The details are murky at this stage.  It should be noted that Parlophone is still licensing a-la-carte, paid downloads on Google Play, which automatically slots content into Google’s cloud after purchase (no content upload or scan-n-match needed).  The sticking point seems to surround scan-and-match, which speeds the upload process enormously by instantly matching songs from a collection instead of manually uploading each one.

In our testing, we’ve had success purchasing Parlophone content from Play (a Coldplay track), and uploading a Parlophone track purchased on iTunes (Bat for Lashes).  But it was difficult to tell if that track was being ‘scan-and-matched’ or manually uploaded, thanks a fast connection.

A future pullout may also be planned, but the presence of a ‘boycott,’ as the Telegraph phrases it, has been been contested.  Billboard, typically a mouthpiece for major label interests, claims a boycott is complete fiction, while citing a label source.  But neither Google nor Parlophone will comment on the matter, which suggests a fire belongs to this smoke.

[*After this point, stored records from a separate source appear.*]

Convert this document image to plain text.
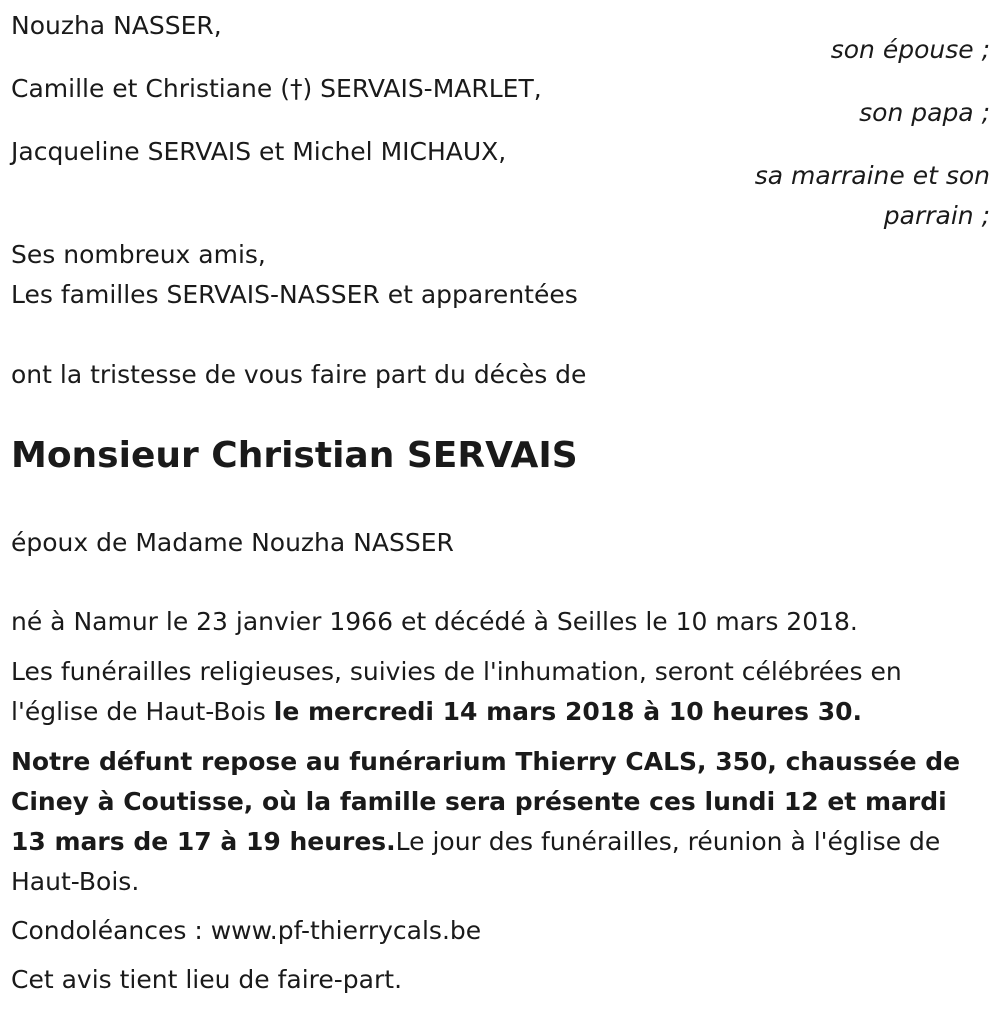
Nouzha NASSER,

son épouse ;

Camille et Christiane (†) SERVAIS-MARLET,

son papa ;

Jacqueline SERVAIS et Michel MICHAUX,

sa marraine et son

parrain ;

Ses nombreux amis,

Les familles SERVAIS-NASSER et apparentées

ont la tristesse de vous faire part du décès de

Monsieur Christian SERVAIS

époux de Madame Nouzha NASSER

né à Namur le 23 janvier 1966 et décédé à Seilles le 10 mars 2018.

Les funérailles religieuses, suivies de l'inhumation, seront célébrées en l'église de Haut-Bois le mercredi 14 mars 2018 à 10 heures 30.

Notre défunt repose au funérarium Thierry CALS, 350, chaussée de Ciney à Coutisse, où la famille sera présente ces lundi 12 et mardi 13 mars de 17 à 19 heures.Le jour des funérailles, réunion à l'église de Haut-Bois.

Condoléances : www.pf-thierrycals.be

Cet avis tient lieu de faire-part.
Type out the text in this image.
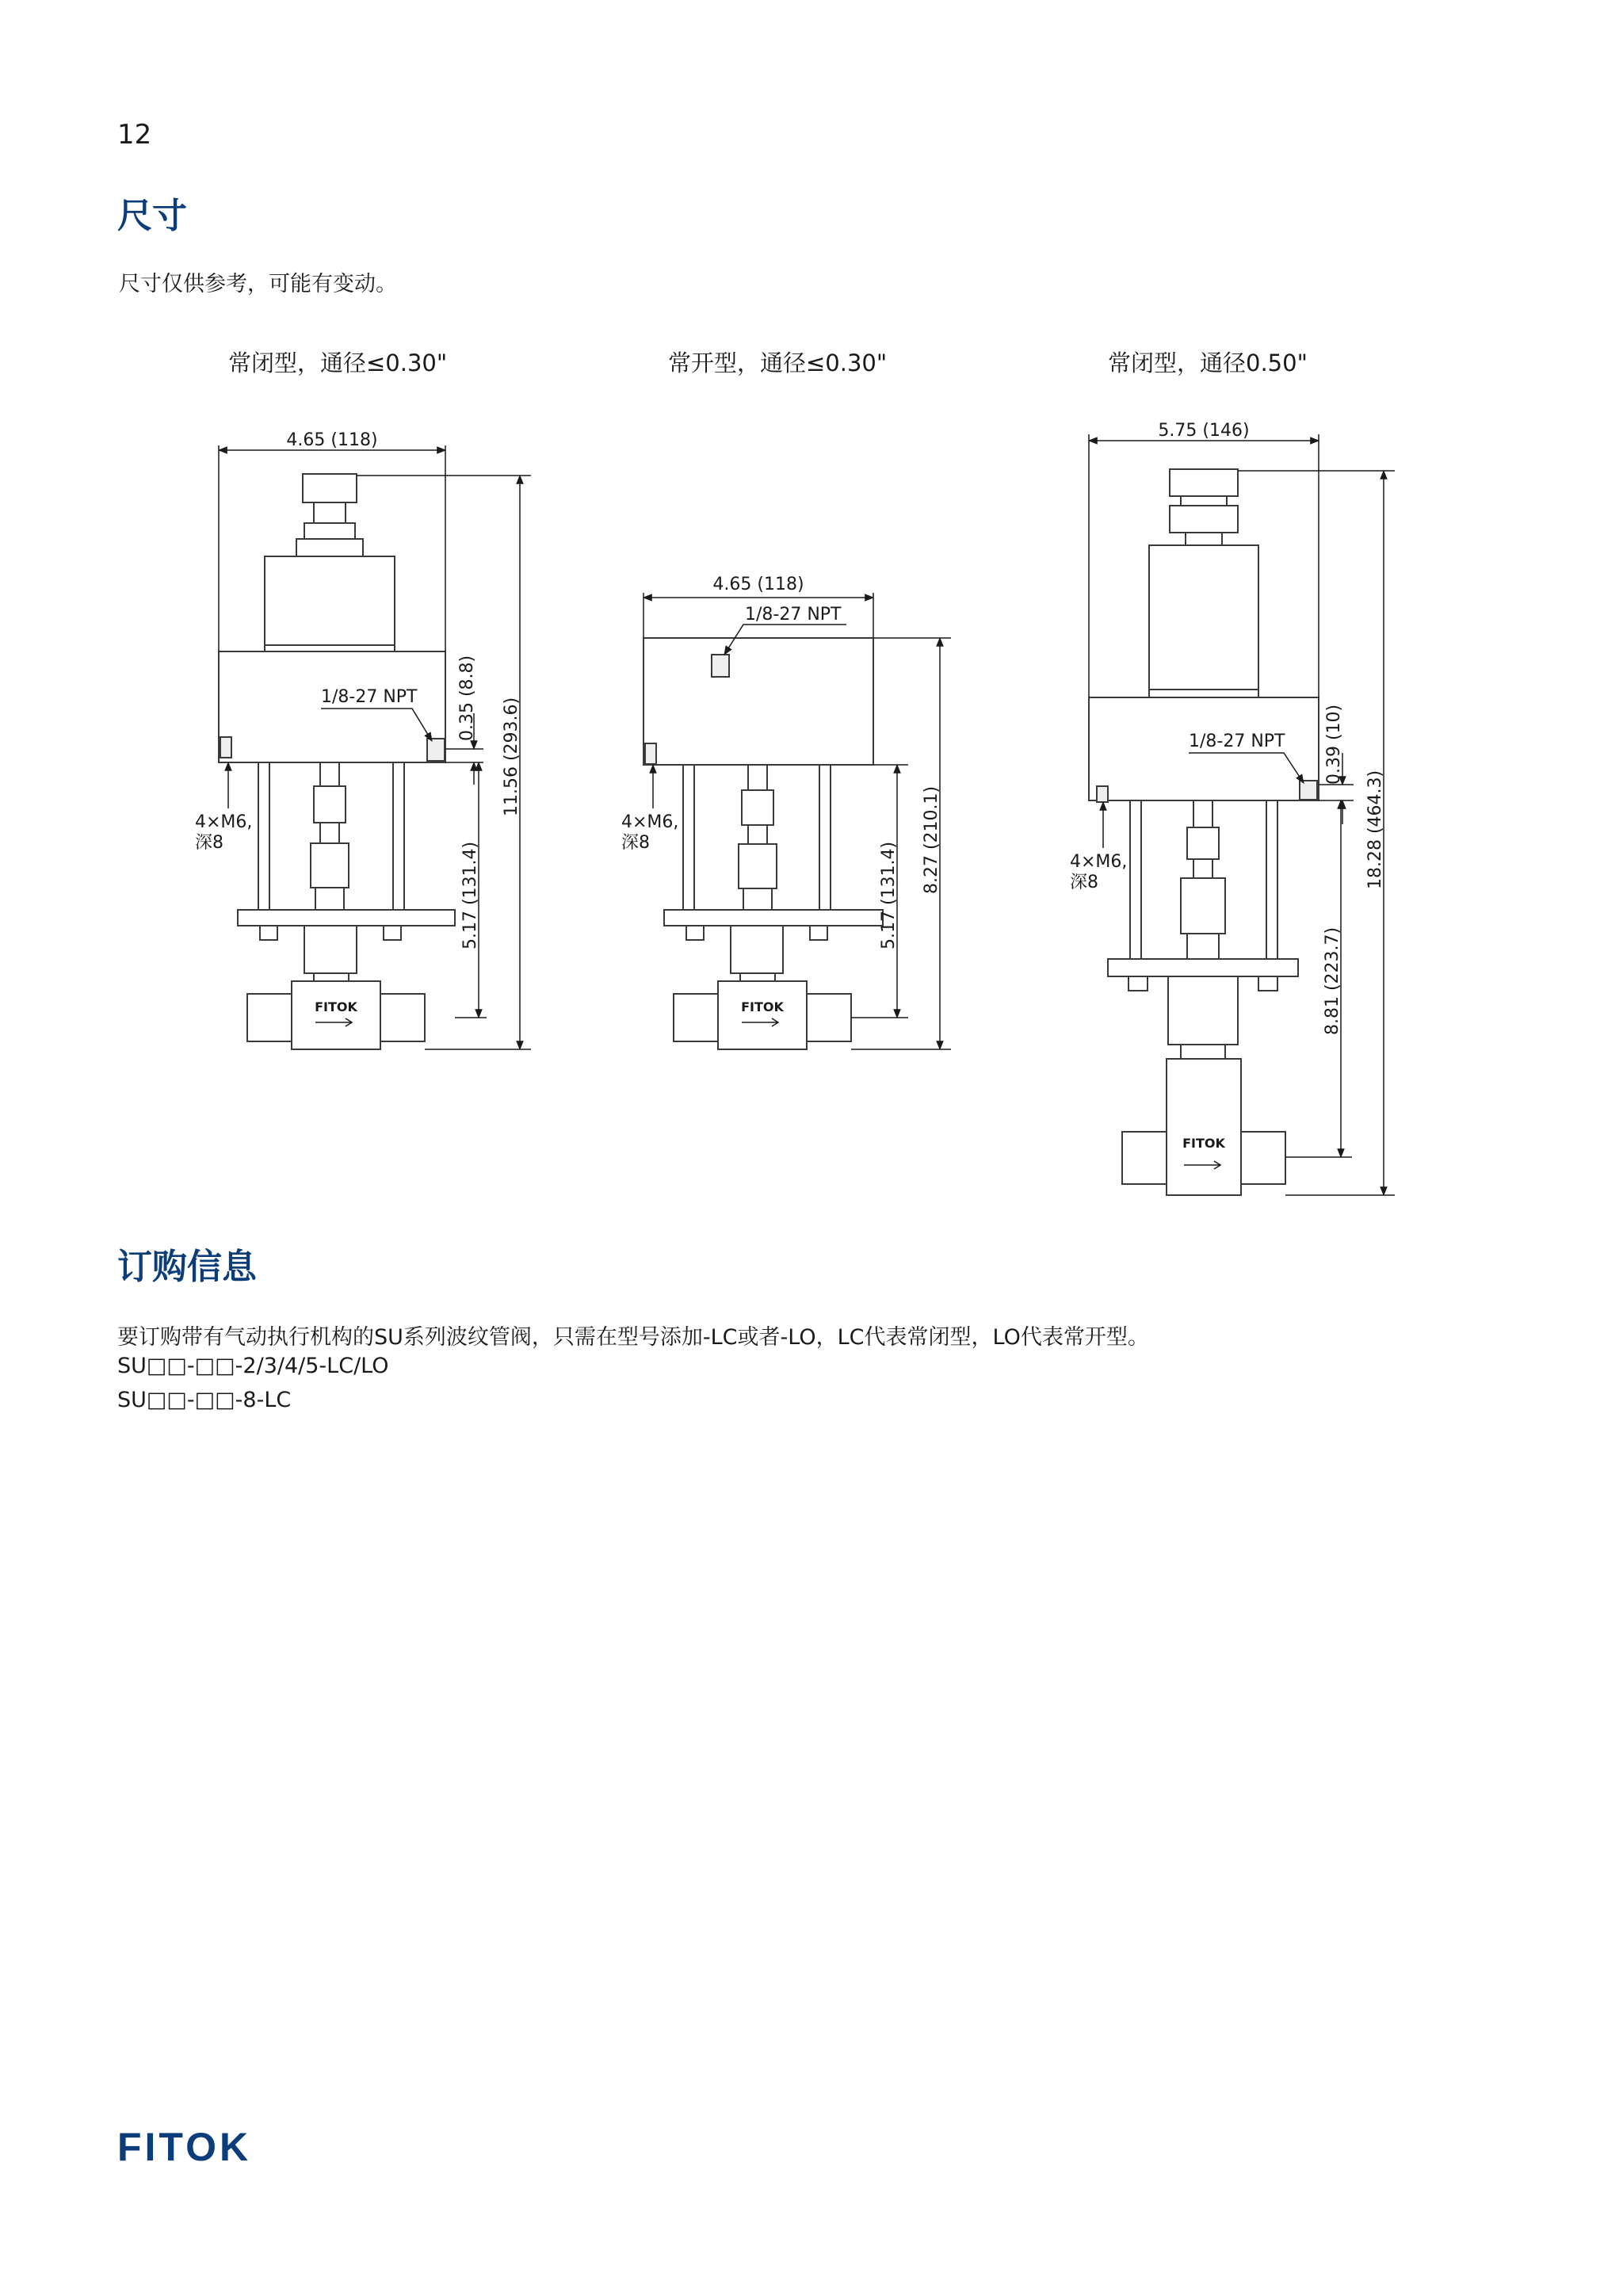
12
尺寸
尺寸仅供参考，可能有变动。
常闭型，通径≤0.30"	常开型，通径≤0.30"	常闭型，通径0.50"
4.65 (118)
1/8-27 NPT 0.35 (8.8) 11.56 (293.6)
5.17 (131.4)
4×M6,
深8
FITOK
4.65 (118)
1/8-27 NPT
8.27 (210.1)
5.17 (131.4)
4×M6,
深8
FITOK
5.75 (146)
1/8-27 NPT 0.39 (10)
18.28 (464.3)
8.81 (223.7)
4×M6,
深8
FITOK
订购信息
要订购带有气动执行机构的SU系列波纹管阀，只需在型号添加-LC或者-LO，LC代表常闭型，LO代表常开型。
SU□□-□□-2/3/4/5-LC/LO
SU□□-□□-8-LC
FITOK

The reasons for an impasse may run deep.  Maybe there isn’t enough money on the table, though we’ve seen one artist spreadsheet showing iTunes Match paying more than Spotify.  Which raises an entirely different sort of issue: the Telegraph report cited alienation among labels over Google’s policies towards piracy, including everything from search results algorithms to YouTube takedown policies.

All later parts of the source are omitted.